DOI: 10.1093/ajrccm/aamag286.019 ISSN: 1073-449X

A55-51 Driving Pressure Limited Ventilation In Acute Hypoxemic Respiratory Failure; A Meta-analysis Of Randomized Controlled Trials

M Mohamed, K Chukwuanu, S Patolia

Abstract

Rationale

Driving pressure (DP) is associated with ventilator induced lung injury and mortality in patients with acute hypoxemic respiratory failure. Most current evidence is observational with lack of powered prospective randomized data to confirm causality. Therefore, we conducted this meta-analysis to evaluate the evidence and potential benefit of implementing DP limited strategy in patients with acute hypoxemic respiratory failure.

Methods

We systematically searched multiple databases using pre-defined search terms. We included only randomized controlled trials directly or indirectly implementing DP limited strategy in ventilating patients with acute hypoxemic respiratory failure. Primary outcome of interest was all-cause mortality.

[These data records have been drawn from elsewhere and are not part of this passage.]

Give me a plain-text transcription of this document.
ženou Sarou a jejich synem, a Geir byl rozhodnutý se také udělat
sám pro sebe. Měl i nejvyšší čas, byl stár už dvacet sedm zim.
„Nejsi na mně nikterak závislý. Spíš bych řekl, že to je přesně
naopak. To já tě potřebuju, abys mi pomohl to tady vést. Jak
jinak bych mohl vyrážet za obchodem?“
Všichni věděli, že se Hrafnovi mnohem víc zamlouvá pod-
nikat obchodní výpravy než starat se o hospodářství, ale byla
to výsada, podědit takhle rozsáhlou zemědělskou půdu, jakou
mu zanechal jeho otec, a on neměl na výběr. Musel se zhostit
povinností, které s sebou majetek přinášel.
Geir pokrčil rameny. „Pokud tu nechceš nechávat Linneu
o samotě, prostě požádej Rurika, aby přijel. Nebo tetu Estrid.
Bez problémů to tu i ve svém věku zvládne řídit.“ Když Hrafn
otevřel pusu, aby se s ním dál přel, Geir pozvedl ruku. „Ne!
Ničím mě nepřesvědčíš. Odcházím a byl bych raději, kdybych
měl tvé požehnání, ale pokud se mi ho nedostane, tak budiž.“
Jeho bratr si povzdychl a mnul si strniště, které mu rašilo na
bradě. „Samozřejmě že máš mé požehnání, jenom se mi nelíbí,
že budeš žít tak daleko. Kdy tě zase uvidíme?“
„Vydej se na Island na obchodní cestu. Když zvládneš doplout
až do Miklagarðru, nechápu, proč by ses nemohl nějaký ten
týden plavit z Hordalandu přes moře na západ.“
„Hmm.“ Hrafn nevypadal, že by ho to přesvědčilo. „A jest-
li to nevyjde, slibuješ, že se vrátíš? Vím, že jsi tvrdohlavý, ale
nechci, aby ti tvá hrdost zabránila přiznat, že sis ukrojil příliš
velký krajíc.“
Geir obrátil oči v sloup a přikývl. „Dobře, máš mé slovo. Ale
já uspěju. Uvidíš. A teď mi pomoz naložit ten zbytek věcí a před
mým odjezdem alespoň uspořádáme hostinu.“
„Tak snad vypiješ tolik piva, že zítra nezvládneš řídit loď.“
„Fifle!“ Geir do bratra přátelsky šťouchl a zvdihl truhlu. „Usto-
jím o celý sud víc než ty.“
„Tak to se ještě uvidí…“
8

Secondary outcomes were ventilator-free days, ICU length of stay (LOS), and hospital LOS. We calculated odd ratios (OR), and mean differences (MD), using random-effects model via RevMan 5.4 software.

Results

We included 5 randomized trials with a total of 982 patients and a median follow-up of 28 days. 1-5 Two trials investigated ultra-limited tidal volume (TV) ventilation, 4,5 one with the facilitation of extra-corporeal CO2 removal. 5 All trials adhered to lung protective ventilation and allowed neuromuscular blockade and pronning as indicated. The patients mean age was 62±16 years, 35% identified as female. Community acquired pneumonia was the etiology in 59% of patients, and 39% were due to COVID-19 pneumonia. Mean PAO2:FiO2 at enrollment was 138±81, TV 6.5±1.3 ml/Kg predicted bodyweight, DP 14±5.0 cm H2O, and respiratory rate 25±6.0 breath/min. All trials used positive end expiratory pressure (PEEP) of 10±2 cm H2O, except one trial, used 6.0±1.0 cm H2O. 3 Our study found that compared to the conventional arm; DP limited strategy had statistically significant lower DP, [MD -1.33, 95% CI (-2.04, -0.62), P < 0.001]. There was no statistically significant difference in all-cause mortality rate, ICU LOS, nor Hospital LOS [OR 1.15, 95% CI (0.89,1.48), P = 0.29], [MD 0.03, 95% CI (-2.50,2.56), P = 0.98], [MD 1.08, 95% CI (-1.74,3.91), P = 0.45] respectively. DP limited strategy showed less favorable Ventilator-free days compared to conventional arm [MD -1.82, 95% CI (-3.13, -0.51), P = 0.006].

Conclusion

In patients with acute hypoxemic respiratory failure requiring mechanical ventilation, implementing DP limited strategy did not show any difference in mortality, ICU or hospital length of stay.